A straightening of her spine, a small ironic nod, an impressionistic version of a salute, and she was gone. He sighed and palmed open the intimidating door's lock.

On the other side of the second door, past the uniformed guard at the scanner console, Ivan Vorpatril was waiting for him. Shifting from foot to foot with a strained smile. Oh, God, now what? It was doubtless too much to hope that the man merely had to take a leak.

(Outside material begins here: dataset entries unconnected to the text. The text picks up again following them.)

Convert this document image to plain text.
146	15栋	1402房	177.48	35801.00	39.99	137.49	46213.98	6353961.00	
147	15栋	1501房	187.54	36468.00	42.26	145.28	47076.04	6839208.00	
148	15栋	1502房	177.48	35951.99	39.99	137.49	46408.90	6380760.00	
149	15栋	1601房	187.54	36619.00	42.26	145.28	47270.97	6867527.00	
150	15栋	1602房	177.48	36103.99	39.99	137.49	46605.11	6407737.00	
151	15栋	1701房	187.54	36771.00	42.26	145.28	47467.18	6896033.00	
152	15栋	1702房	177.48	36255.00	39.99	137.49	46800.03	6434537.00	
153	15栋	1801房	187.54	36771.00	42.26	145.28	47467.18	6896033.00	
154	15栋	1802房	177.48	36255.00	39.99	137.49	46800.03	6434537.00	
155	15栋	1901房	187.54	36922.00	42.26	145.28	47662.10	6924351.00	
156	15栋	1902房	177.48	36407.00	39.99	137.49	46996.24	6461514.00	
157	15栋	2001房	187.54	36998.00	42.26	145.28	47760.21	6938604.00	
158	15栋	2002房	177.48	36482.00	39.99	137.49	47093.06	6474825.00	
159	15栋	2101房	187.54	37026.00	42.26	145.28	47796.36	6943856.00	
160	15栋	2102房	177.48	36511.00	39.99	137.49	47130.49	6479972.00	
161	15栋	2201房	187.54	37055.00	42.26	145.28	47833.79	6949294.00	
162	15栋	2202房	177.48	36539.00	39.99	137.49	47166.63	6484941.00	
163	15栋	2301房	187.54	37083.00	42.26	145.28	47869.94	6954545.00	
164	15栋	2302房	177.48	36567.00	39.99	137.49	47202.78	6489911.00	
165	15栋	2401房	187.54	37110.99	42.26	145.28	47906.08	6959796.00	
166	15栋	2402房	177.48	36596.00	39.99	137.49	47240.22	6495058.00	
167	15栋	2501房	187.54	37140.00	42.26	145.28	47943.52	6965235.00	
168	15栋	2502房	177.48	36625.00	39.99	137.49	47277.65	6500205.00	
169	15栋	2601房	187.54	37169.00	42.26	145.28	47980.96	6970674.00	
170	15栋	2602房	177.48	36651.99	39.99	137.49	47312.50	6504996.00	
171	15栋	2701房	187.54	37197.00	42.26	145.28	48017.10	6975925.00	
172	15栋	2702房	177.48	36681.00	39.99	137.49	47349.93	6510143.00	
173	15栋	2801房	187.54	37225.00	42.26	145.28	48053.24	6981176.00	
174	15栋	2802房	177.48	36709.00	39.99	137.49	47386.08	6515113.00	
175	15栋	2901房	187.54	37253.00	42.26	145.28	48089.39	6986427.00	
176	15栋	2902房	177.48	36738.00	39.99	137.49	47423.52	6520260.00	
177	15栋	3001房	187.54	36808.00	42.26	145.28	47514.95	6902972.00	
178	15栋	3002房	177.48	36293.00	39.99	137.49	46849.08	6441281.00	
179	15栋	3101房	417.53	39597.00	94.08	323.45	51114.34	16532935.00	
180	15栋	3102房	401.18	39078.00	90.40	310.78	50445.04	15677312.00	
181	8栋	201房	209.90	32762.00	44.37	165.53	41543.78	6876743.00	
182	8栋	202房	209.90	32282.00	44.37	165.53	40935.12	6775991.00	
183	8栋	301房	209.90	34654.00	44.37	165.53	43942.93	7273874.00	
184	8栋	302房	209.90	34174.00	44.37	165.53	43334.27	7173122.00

"Glad you're back, Miles," Ivan said. "Right on time."

"I didn't want to abuse the privilege. I might want it again. Not that I'm likely to get it—I was surprised that Galeni didn't just yank me back to the embassy permanently after that little episode at the shuttleport yesterday."

"Yes, well, there's a reason for that," said Ivan.

"Oh?" said Miles, in a voice drained to neutrality.

"Captain Galeni left the embassy about half an hour after you did yesterday. He hasn't been seen since."